Triprene
- Names: IUPAC name S-Ethyl (E,E)-(7R/S)-11-methoxy-3,7,11-trimethyldodeca-2,4-dienethioate

Identifiers
- CAS Number: 40596-80-3;
- 3D model (JSmol): Interactive image;
- ChEMBL: ChEMBL36831;
- ChemSpider: 4944101;
- PubChem CID: 6439708;
- UNII: 888S6M89C1;
- CompTox Dashboard (EPA): DTXSID3042502 ;

Properties
- Chemical formula: C_{18}H_{32}O_{2}S
- Molar mass: 312.51 g·mol^{−1}
- Appearance: Amber liquid
- Density: 800-1000 kg/m^{3} (Predicted)

Hazards
- Flash point: 179-201 °C (Predicted)
- LD_{50} (median dose): >10,000 mg/kg (oral, rat); >9,000 mg/kg (skin, rabbit);

Related compounds
- Related compounds: hydroprene, kinoprene

= Triprene =

Defunct insecticide

Triprene is an insecticide that is no longer in use. It is an insect growth regulator introduced by Zoecon Corporation (now Sandoz AG) under the "Altorick" trademark, registered 1974 and not renewed, expiring in 1980. The EPA records no registration, now or past.

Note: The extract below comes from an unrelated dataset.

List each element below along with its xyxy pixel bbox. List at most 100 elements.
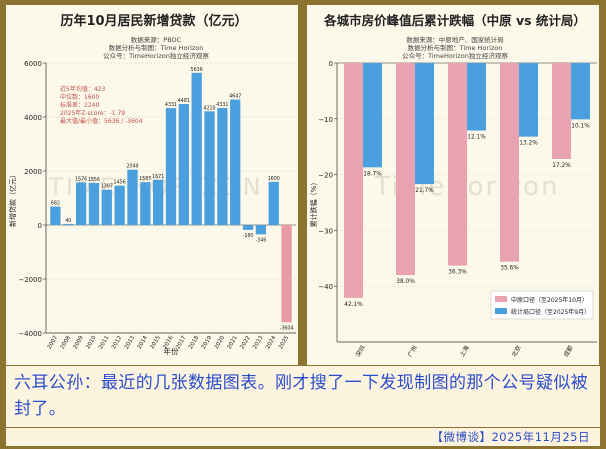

Triprene is nontoxic to mammals, non-carcinogenic, not a human endocrine disruptor, and not neurotoxic. To fish, it may be of moderate toxicity.

Triprene is a juvenile hormone mimic. It disrupts insects' development by endocrine disruption, causing incomplete pupation and sterile adult insects.

== Effectiveness ==
Triprene was tested against the similar kinoprene and hydroprene. Kinoprene was the most effective against long tailed mealybug and solanum mealybug, hydroprene and triprene both needing multiple applications. All controlled coffee brown scale.